JOHN BLOW: An Ode on the Death of Mr. Henry Purcell; PURCELL: Here Let my Life; But ah, I See Eusebia Drown’d in Tears; Symphony for the Flutes; Strike the Viol; Her Charming Strains; Chaconne; A Song in the Prophetess; Symphony for the Flutes; No, no Resistance is but Vain; I loved Fair Celia; Sweetness of Nature – Carlos Mena, counter tenor/ Damien Guillon, counter tenor/ Ricercar Consort/ Philippe Pierlot, conductor & bass viol – Mirare 109, 58:00 [Distr. by Harmonia mundi] ****:

Counter tenors don’t do a lot for me—the medium always sounds so contrived, undernourished, and artificial, a poor man’s attempt (or a scared man’s attempt) at castrato imitation, lacking the power of that species and sounding too fluffy and weak. So the idea of two counter tenors almost sent me into apoplexy when I saw this release. Here we are given a number of duets and solo instrumental pieces by the indomitable Henry Purcell, along with Mr. John Blow’s best ever work, his ode on the death of his good friend and pupil, the same Mr. Purcell.

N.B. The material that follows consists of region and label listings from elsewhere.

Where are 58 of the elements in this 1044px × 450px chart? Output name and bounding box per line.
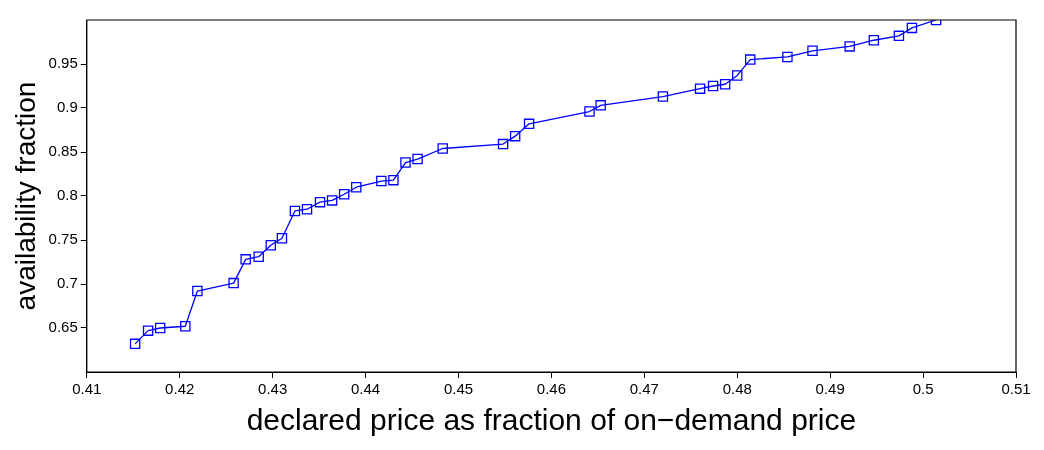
y-tick-label: 0.85	[48, 142, 78, 160]
x-tick-label: 0.48	[722, 380, 752, 398]
point	[782, 51, 793, 63]
x-tick-label: 0.49	[815, 380, 845, 398]
y-tick-label: 0.95	[48, 54, 78, 72]
x-tick-label: 0.42	[165, 380, 195, 398]
x-tick-label: 0.43	[258, 380, 288, 398]
point	[289, 205, 301, 217]
point	[497, 138, 509, 150]
point	[707, 80, 719, 92]
y-axis-title: availability fraction	[9, 81, 41, 311]
point	[657, 91, 669, 102]
point	[509, 130, 521, 142]
point	[154, 322, 166, 334]
y-tick-label: 0.7	[56, 274, 78, 292]
point	[595, 100, 606, 111]
point	[276, 232, 288, 244]
x-tick-label: 0.46	[536, 380, 566, 398]
point	[437, 143, 448, 154]
y-tick-label: 0.9	[56, 98, 78, 116]
point	[376, 175, 387, 187]
point	[338, 188, 350, 200]
point	[301, 203, 313, 215]
x-tick-label: 0.47	[629, 380, 659, 398]
x-tick-label: 0.45	[443, 380, 474, 398]
x-tick-label: 0.5	[912, 380, 934, 398]
point	[694, 83, 706, 94]
point	[412, 153, 423, 165]
y-tick-label: 0.8	[56, 186, 78, 204]
point	[807, 45, 818, 57]
point	[388, 174, 399, 186]
point	[265, 240, 277, 251]
point	[228, 277, 239, 289]
point	[240, 254, 251, 265]
point	[731, 70, 743, 81]
point	[253, 251, 264, 262]
point	[523, 118, 535, 130]
point	[142, 325, 154, 336]
point	[314, 196, 326, 208]
point	[192, 285, 203, 297]
x-tick-label: 0.51	[1001, 380, 1031, 398]
x-axis-title: declared price as fraction of on−demand price	[246, 403, 857, 437]
point	[180, 320, 191, 332]
y-tick-label: 0.65	[48, 318, 78, 336]
point	[844, 41, 855, 52]
point	[129, 338, 141, 350]
point	[719, 78, 731, 90]
point	[906, 22, 918, 34]
x-tick-label: 0.41	[72, 380, 102, 398]
point	[868, 34, 880, 46]
point	[893, 30, 905, 42]
x-tick-label: 0.44	[350, 380, 381, 398]
point	[400, 157, 411, 168]
point	[351, 181, 362, 193]
y-tick-label: 0.75	[48, 230, 78, 248]
point	[745, 54, 756, 65]
point	[584, 106, 595, 117]
point	[326, 195, 338, 206]
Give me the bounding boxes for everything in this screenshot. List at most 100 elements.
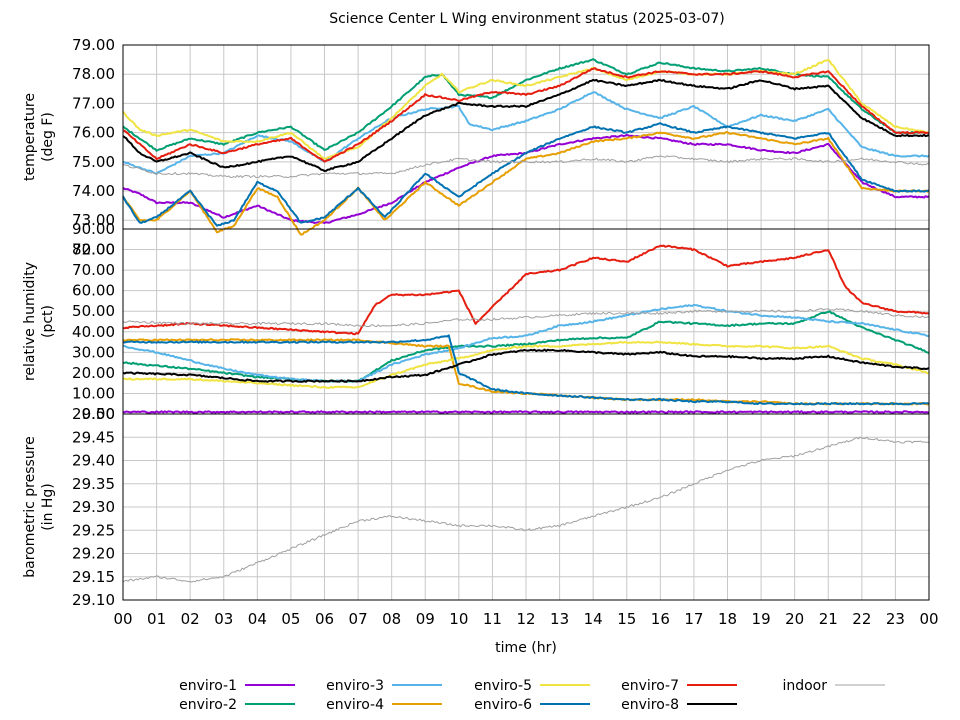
x-tick-label: 18 <box>718 610 737 628</box>
y-tick-label: 29.20 <box>72 545 115 563</box>
x-tick-label: 10 <box>449 610 468 628</box>
legend-item-enviro-7: enviro-7 <box>621 678 737 694</box>
x-tick-label: 12 <box>516 610 535 628</box>
y-tick-label: 72.00 <box>72 240 115 258</box>
series-line-indoor <box>122 308 930 328</box>
x-tick-label: 16 <box>651 610 670 628</box>
y-tick-label: 80.00 <box>72 241 115 259</box>
y-axis-label: relative humidity <box>22 262 38 381</box>
series-line-enviro-7 <box>122 244 930 336</box>
x-tick-label: 02 <box>181 610 200 628</box>
y-tick-label: 29.25 <box>72 521 115 539</box>
x-tick-label: 04 <box>248 610 267 628</box>
x-tick-label: 17 <box>684 610 703 628</box>
y-axis-unit-label: (pct) <box>40 305 56 338</box>
y-tick-label: 29.40 <box>72 452 115 470</box>
panel-pressure: 29.10 29.15 29.20 29.25 29.30 29.35 29.40 29.45… <box>22 405 930 609</box>
y-axis-label: temperature <box>22 93 38 181</box>
legend-label: enviro-7 <box>621 678 679 694</box>
y-tick-label: 77.00 <box>72 94 115 112</box>
y-tick-label: 74.00 <box>72 182 115 200</box>
y-tick-label: 10.00 <box>72 384 115 402</box>
y-axis-unit-label: (deg F) <box>40 112 56 162</box>
legend-label: indoor <box>782 678 827 694</box>
y-tick-label: 75.00 <box>72 153 115 171</box>
legend-label: enviro-4 <box>326 697 384 713</box>
series-line-indoor <box>122 436 930 583</box>
legend-item-enviro-8: enviro-8 <box>621 697 737 713</box>
legend-label: enviro-3 <box>326 678 384 694</box>
legend-item-enviro-3: enviro-3 <box>326 678 442 694</box>
chart-title: Science Center L Wing environment status… <box>329 11 725 27</box>
y-tick-label: 29.35 <box>72 475 115 493</box>
y-tick-label: 70.00 <box>72 261 115 279</box>
series-line-indoor <box>122 155 930 178</box>
legend-label: enviro-6 <box>474 697 532 713</box>
legend-item-enviro-5: enviro-5 <box>474 678 590 694</box>
x-tick-label: 13 <box>550 610 569 628</box>
series-line-enviro-8 <box>122 348 930 383</box>
y-tick-label: 79.00 <box>72 36 115 54</box>
x-tick-label: 03 <box>214 610 233 628</box>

On the whole this release is exemplary; the Ricercar Consort is spot on in its interpretations of the Purcell idiom, always sprightly and technically flawless, but at the same time quite relaxed and free-flowing when the moment calls for it. Maybe it’s the intimate setting with the counter tenors, but I do not detect the same sort of struggling projection issues that I normally hear, and both voices are engaging and quite harmonious to the ear, a nice change.

Sound is colorful, vivid, and nicely placed among the instruments, with an excellent balance and well-nigh perfectly judged sense of proportion. These songs are among Purcell’s best, and the Blow has never been recorded better, so this gets an easy recommendation—and no one is more surprised than me.